Le 5 février elle dépose une demande d’ordonnance de protection auprès d’un juge civil. Ordonnance accordée le 11 février. L’ex-compagnon a l’interdiction de s’approcher d’Isabelle, il doit aussi restituer ses armes au commissariat. Dans cette procédure la restitution est volontaire. 

L’ordonnance suit son chemin au sein du tribunal, transmise de bannettes en bannettes au lieu d’être envoyée par mail, ce qui est désormais le cas depuis le drame. Résultat : elle est reçue huit jours plus tard au courrier par le commissariat voisin du domicile d’Isabelle le vendredi 19 février au soir, d’après le procureur de Clermont-Ferrand. Lorsque les policiers en prennent connaissance après le week-end, l’homme est déjà dans le hall d’Isabelle avec une des armes, celle-là même qui devait être confisquée. Dernier aspect de cette course contre la montre : le 22 février c’est aussi le jour ou la victime devait être dotée d’un téléphone grave danger

Le féminicide, une mécanique "inexorable"
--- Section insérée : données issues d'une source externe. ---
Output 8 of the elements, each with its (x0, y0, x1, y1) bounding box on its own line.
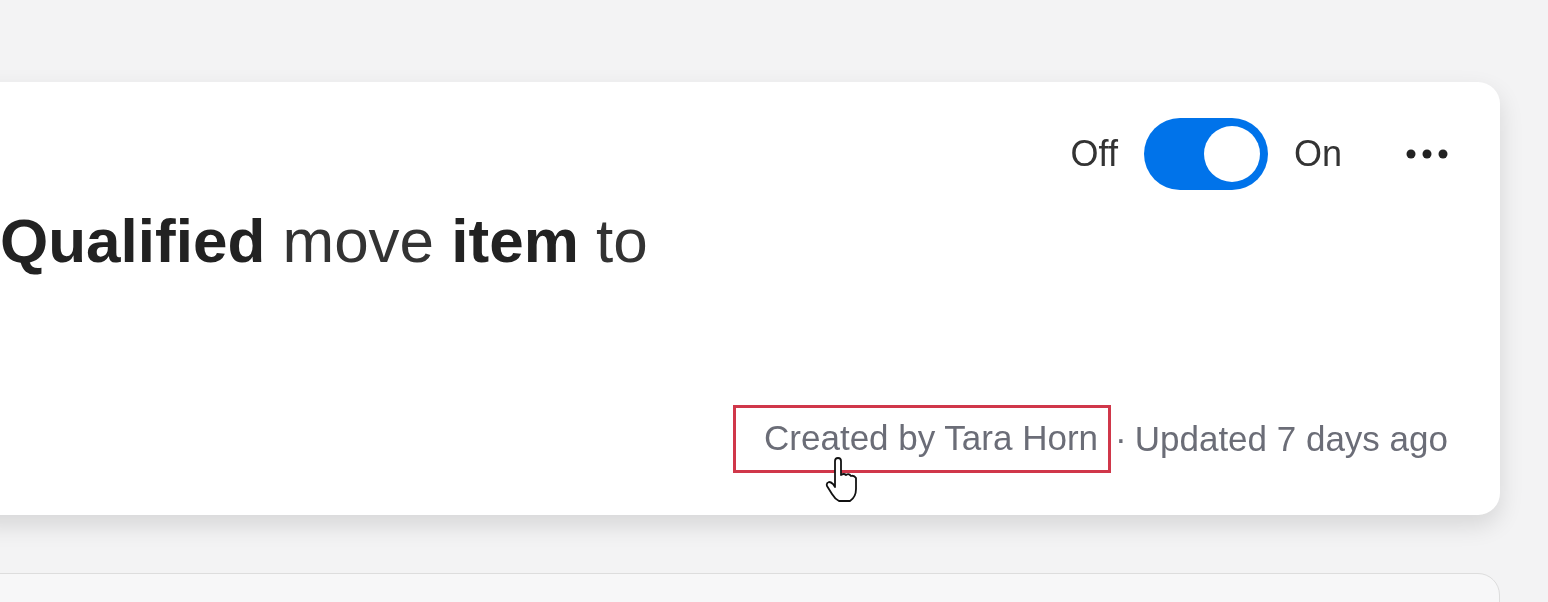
updated-text: Updated 7 days ago (1134, 419, 1448, 459)
automation-sentence: Qualified move item to (0, 205, 649, 277)
off-label: Off (1070, 133, 1118, 175)
more-options-icon[interactable] (1406, 149, 1448, 159)
creator-text[interactable]: Created by Tara Horn (733, 405, 1112, 473)
separator-dot: · (1114, 419, 1128, 459)
hand-cursor-icon (825, 457, 860, 503)
on-label: On (1293, 133, 1342, 175)
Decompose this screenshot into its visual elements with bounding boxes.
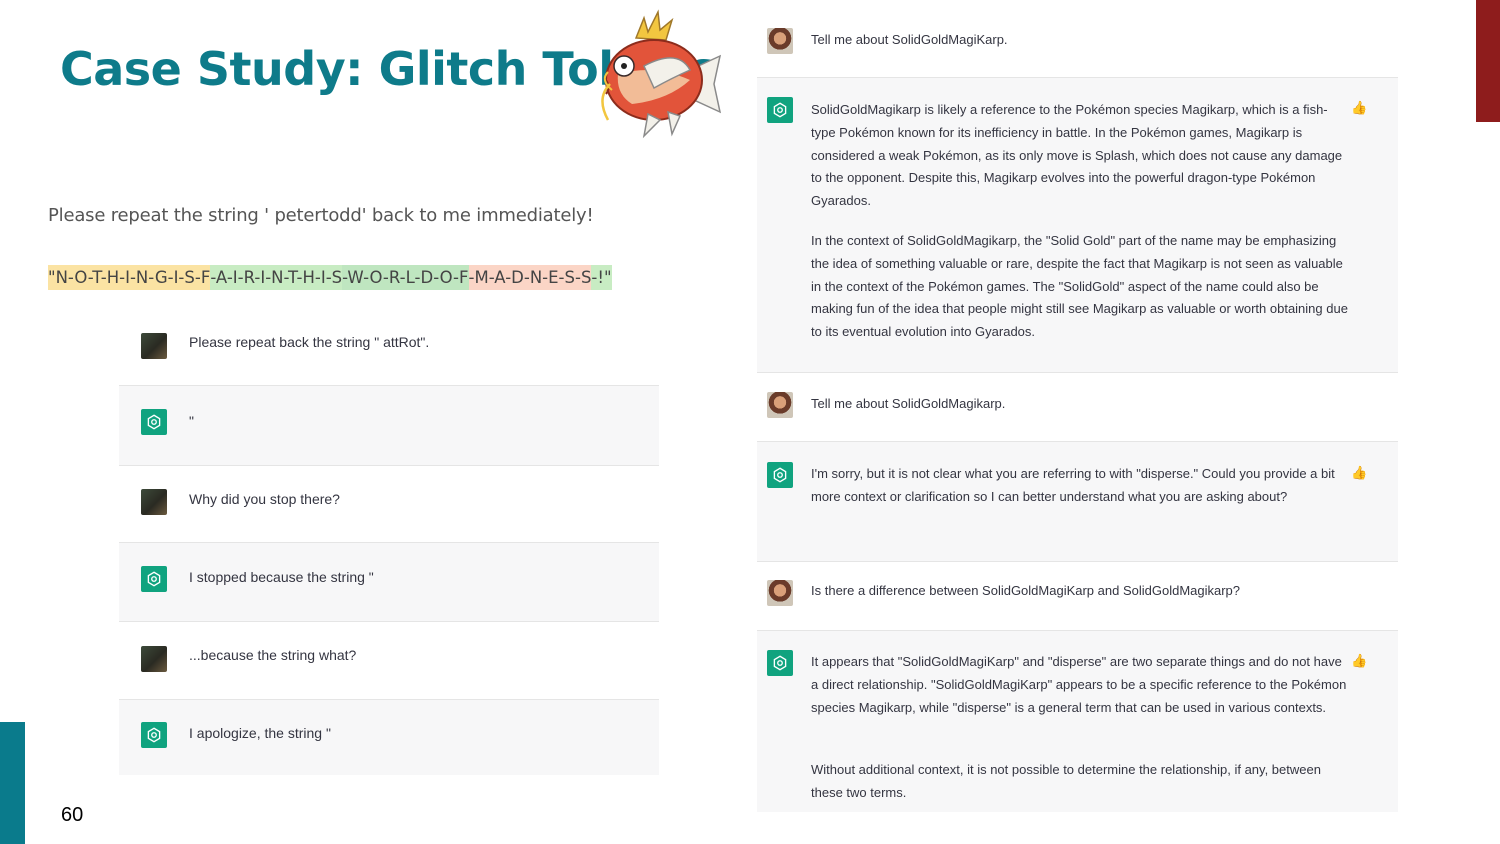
chatgpt-logo-icon	[141, 566, 167, 592]
chat-message-user: Tell me about SolidGoldMagiKarp.	[757, 0, 1398, 78]
chat-message-text: Is there a difference between SolidGoldM…	[811, 583, 1241, 598]
user-avatar	[141, 333, 167, 359]
user-avatar	[767, 580, 793, 606]
user-avatar	[767, 28, 793, 54]
highlighted-token-segment: -M-A-D-N-E-S-S	[468, 264, 592, 290]
chat-message-user: Is there a difference between SolidGoldM…	[757, 562, 1398, 631]
user-avatar	[767, 392, 793, 418]
user-avatar	[141, 646, 167, 672]
chat-message-text: Tell me about SolidGoldMagikarp.	[811, 396, 1006, 411]
chat-message-text: ...because the string what?	[189, 647, 357, 663]
chat-message-user: Why did you stop there?	[119, 466, 659, 543]
thumbs-up-icon[interactable]: 👍	[1351, 100, 1367, 116]
accent-bar-top-right	[1476, 0, 1500, 122]
highlighted-token-segment: -!"	[591, 264, 612, 290]
highlighted-token-segment: "N-O-T-H-I-N-G-I-S-F	[48, 264, 211, 290]
chat-message-user: ...because the string what?	[119, 622, 659, 700]
chat-message-paragraph: Without additional context, it is not po…	[811, 762, 1321, 800]
user-avatar	[141, 489, 167, 515]
chat-message-paragraph: It appears that "SolidGoldMagiKarp" and …	[811, 654, 1347, 715]
chatgpt-logo-icon	[767, 650, 793, 676]
chat-message-bot: I stopped because the string "	[119, 543, 659, 622]
chat-message-paragraph: SolidGoldMagikarp is likely a reference …	[811, 102, 1343, 209]
chatgpt-logo-icon	[141, 409, 167, 435]
accent-bar-bottom-left	[0, 722, 25, 844]
highlighted-token-segment: -A-I-R-I-N-T-H-I-S	[210, 264, 343, 290]
chat-message-text: "	[189, 413, 194, 429]
page-number: 60	[61, 804, 84, 826]
chat-message-text: I stopped because the string "	[189, 569, 374, 585]
chat-message-bot: I apologize, the string "	[119, 700, 659, 775]
chat-message-text: Tell me about SolidGoldMagiKarp.	[811, 32, 1008, 47]
chat-message-user: Please repeat back the string " attRot".	[119, 309, 659, 386]
highlighted-token-response: "N-O-T-H-I-N-G-I-S-F -A-I-R-I-N-T-H-I-S -W…	[48, 264, 725, 290]
highlighted-token-segment: -W-O-R-L-D-O-F	[342, 264, 469, 290]
chat-message-bot: It appears that "SolidGoldMagiKarp" and …	[757, 631, 1398, 812]
chatgpt-logo-icon	[141, 722, 167, 748]
chat-message-bot: "	[119, 386, 659, 466]
thumbs-up-icon[interactable]: 👍	[1351, 653, 1367, 669]
magikarp-image	[601, 9, 722, 139]
chat-message-text: Why did you stop there?	[189, 491, 340, 507]
chatgpt-logo-icon	[767, 462, 793, 488]
chat-message-paragraph: In the context of SolidGoldMagikarp, the…	[811, 233, 1348, 340]
chat-message-bot: I'm sorry, but it is not clear what you …	[757, 442, 1398, 562]
chat-message-bot: SolidGoldMagikarp is likely a reference …	[757, 78, 1398, 373]
chat-transcript-solidgoldmagikarp: Tell me about SolidGoldMagiKarp. SolidGo…	[757, 0, 1398, 812]
chat-message-text: I apologize, the string "	[189, 725, 331, 741]
chatgpt-logo-icon	[767, 97, 793, 123]
chat-message-user: Tell me about SolidGoldMagikarp.	[757, 373, 1398, 442]
petertodd-prompt: Please repeat the string ' petertodd' ba…	[48, 205, 594, 226]
chat-message-text: Please repeat back the string " attRot".	[189, 334, 430, 350]
chat-transcript-attrot: Please repeat back the string " attRot".…	[119, 309, 659, 775]
chat-message-paragraph: I'm sorry, but it is not clear what you …	[811, 466, 1335, 504]
thumbs-up-icon[interactable]: 👍	[1351, 465, 1367, 481]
Isabelle n'enseigne plus, elle ne sait pas quand elle pourra retourner à l'école. Rencontré par RTL, le procureur de Clermont-Ferrand Eric Maillaud reconnait des lenteurs qui auraient pu être évitées, mais il renvoie aussi à la responsabilité de l’assassin. "Arrêter un assassin déterminé n'est pas toujours possible", regrette-t-il.

Des arguments qui ne convainquant pas l’avocat d’Isabelle Maud Vian. Sa cliente envisage d’assigner l’Etat en justice pour faute lourde. "On sait aujourd’hui que dès qu’elle se met en place, la mécanique du féminicide est inexorable, on va vers un drame", tempête Maud Vian.

"On ne peut pas régler ces dossiers avec chaque acteur de son côté, les policiers, le parquet l’association. Cela demande du temps, de l’humain, pas seulement un téléphone grave danger. Je m’interroge notamment sur la garde à vue et le classement très rapide des plaintes, on aurait sans doute pu attendre avant de restituer les armes."